La presentación se concretó este martes, cuando Mayra Daiana G. se dirigió a la sede de la Unidad Especial de Asuntos Internos de la Policía de Santa Fe en Rosario, luego de ser requerida por el fiscal Pablo Socca, a cargo de la investigación. La mujer, de 33 años, quedó vinculada formalmente a la causa que ya tiene detenida e imputada a Norma Acosta.
Según explicaron fuentes oficiales, la acusada es investigada por una presunta participación en la organización del supuesto autoatentado que Acosta había denunciado en mayo de 2025. En aquel momento, el hecho fue presentado como un ataque externo, pero con el avance de la pesquisa se consolidó la sospecha de que se trató de una maniobra planificada para inculpar a efectivos policiales.
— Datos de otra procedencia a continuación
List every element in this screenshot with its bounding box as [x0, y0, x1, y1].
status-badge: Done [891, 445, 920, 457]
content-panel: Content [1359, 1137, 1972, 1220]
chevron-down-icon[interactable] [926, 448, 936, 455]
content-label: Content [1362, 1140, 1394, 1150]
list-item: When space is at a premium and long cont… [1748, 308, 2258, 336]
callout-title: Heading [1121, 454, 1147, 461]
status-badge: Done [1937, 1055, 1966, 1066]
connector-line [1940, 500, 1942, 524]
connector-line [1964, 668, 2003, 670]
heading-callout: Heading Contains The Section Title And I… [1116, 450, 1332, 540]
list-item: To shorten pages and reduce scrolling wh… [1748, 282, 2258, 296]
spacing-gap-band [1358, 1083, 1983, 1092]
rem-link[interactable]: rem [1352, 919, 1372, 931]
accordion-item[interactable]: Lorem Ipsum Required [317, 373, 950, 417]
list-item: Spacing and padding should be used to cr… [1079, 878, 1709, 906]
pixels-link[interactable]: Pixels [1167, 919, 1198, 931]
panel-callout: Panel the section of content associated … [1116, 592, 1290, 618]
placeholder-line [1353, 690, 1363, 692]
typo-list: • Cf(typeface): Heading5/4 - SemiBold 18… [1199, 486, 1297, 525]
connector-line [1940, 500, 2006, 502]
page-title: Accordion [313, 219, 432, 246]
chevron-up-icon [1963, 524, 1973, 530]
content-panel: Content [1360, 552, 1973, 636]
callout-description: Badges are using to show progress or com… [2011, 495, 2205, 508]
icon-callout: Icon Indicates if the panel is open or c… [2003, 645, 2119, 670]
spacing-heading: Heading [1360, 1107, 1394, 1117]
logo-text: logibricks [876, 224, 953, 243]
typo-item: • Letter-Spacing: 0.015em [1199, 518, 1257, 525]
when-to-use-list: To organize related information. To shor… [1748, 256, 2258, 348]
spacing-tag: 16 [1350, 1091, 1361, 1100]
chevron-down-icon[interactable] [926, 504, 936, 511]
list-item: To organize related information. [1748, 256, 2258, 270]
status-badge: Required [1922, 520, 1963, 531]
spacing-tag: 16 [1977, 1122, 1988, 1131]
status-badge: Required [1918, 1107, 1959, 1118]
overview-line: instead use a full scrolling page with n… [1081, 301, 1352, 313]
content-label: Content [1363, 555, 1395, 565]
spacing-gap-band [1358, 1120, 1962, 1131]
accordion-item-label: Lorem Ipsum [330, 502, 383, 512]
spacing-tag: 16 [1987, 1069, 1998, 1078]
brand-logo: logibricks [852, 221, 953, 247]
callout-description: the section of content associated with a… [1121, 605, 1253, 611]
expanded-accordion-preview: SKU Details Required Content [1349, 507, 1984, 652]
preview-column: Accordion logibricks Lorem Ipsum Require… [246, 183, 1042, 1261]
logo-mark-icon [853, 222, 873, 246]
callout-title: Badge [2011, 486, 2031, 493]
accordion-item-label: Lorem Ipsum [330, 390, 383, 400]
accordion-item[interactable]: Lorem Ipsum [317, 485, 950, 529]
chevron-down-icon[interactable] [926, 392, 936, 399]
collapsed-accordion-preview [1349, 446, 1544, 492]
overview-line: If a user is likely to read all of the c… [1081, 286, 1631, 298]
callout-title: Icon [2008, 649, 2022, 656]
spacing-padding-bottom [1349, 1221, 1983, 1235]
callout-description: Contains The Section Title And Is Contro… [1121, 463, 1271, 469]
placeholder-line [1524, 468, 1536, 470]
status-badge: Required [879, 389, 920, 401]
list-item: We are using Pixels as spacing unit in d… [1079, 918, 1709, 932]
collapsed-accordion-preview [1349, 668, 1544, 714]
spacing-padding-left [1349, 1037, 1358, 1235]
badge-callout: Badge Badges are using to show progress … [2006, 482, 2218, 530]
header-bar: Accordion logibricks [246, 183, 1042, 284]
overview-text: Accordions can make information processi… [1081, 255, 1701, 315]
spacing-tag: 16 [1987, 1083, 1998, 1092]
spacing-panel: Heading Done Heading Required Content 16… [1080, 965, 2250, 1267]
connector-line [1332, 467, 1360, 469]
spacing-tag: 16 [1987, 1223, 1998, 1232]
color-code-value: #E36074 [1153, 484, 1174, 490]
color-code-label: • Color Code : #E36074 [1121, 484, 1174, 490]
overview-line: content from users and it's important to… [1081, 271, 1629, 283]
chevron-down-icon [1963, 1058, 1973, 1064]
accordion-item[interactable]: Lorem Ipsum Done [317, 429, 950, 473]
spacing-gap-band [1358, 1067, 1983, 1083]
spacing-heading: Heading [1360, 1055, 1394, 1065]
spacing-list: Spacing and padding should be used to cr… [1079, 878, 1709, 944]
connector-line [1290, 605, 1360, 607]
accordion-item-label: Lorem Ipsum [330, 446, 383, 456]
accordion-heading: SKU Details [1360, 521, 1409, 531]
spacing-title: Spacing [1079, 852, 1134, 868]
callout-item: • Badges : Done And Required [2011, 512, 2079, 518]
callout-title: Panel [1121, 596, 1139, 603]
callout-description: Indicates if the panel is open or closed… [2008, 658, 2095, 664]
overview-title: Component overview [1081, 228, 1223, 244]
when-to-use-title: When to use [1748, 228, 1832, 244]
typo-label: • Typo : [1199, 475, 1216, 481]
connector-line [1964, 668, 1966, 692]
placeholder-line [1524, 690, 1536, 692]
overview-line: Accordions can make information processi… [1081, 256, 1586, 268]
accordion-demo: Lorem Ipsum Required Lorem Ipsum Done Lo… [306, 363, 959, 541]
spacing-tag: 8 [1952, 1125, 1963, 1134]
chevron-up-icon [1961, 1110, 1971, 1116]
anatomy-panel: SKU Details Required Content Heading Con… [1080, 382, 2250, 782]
Norma Acosta integra una organización de familiares de personas privadas de la libertad en Rosario y, en reiteradas oportunidades, había denunciado tanto a bandas vinculadas al narcotráfico como a policías por presunta connivencia. Ese contexto fue parte del análisis que realizaron los investigadores al reconstruir los hechos.
En este sentido, las autoridades detallaron que, antes de la detención de Mayra G., se llevaron a cabo allanamientos en dos domicilios relacionados con la acusada, tal como consta en el parte policial.
La investigación conecta a Mayra G. con el episodio ocurrido el 7 de mayo de 2025 en una vivienda ubicada en la calle Larguía al 3400, donde se registró una balacera. Si bien el hecho fue denunciado inicialmente como un ataque perpetrado desde el exterior, las tareas investigativas permitieron establecer que el episodio habría sido organizado por la propia moradora del inmueble, Norma Acosta.
De acuerdo con la acusación, Acosta habría ordenado la realización de los disparos contra su propio domicilio. La ejecución del ataque fue atribuida a Juan José Gómez, alias “JJ”, quien también permanece detenido. Además, otros tres hombres vinculados a la barra brava de Newell’s habrían participado en tareas de inteligencia previas y en el ataque armado.
En ese marco, Mayra G. quedó bajo sospecha por su vínculo sentimental con Emiliano “Jija” Avejera, señalado como sicario de la banda Los Monos y actualmente condenado. Para la fiscalía, su cercanía con Avejera la ubica dentro del entramado que permitió llevar adelante la planificación y ejecución del hecho investigado.
En la acusación fiscal se remarca que Mayra G. “no sería ajena a la planificación y materialización del ataque armado ocurrido el año pasado”, una definición que refuerza su rol dentro del esquema delictivo que se investiga.
Emiliano “Jija” Avejera, ex jefe de la barra brava de Newell’s y actualmente detenido, fue capturado en la provincia de Córdoba en 2018. En ese momento, estaba sospechado de mantener vínculos con el crimen de Jonatan “Bam Bam” Funes y con otros delitos de extrema gravedad, antecedentes que también forman parte del contexto analizado en la causa.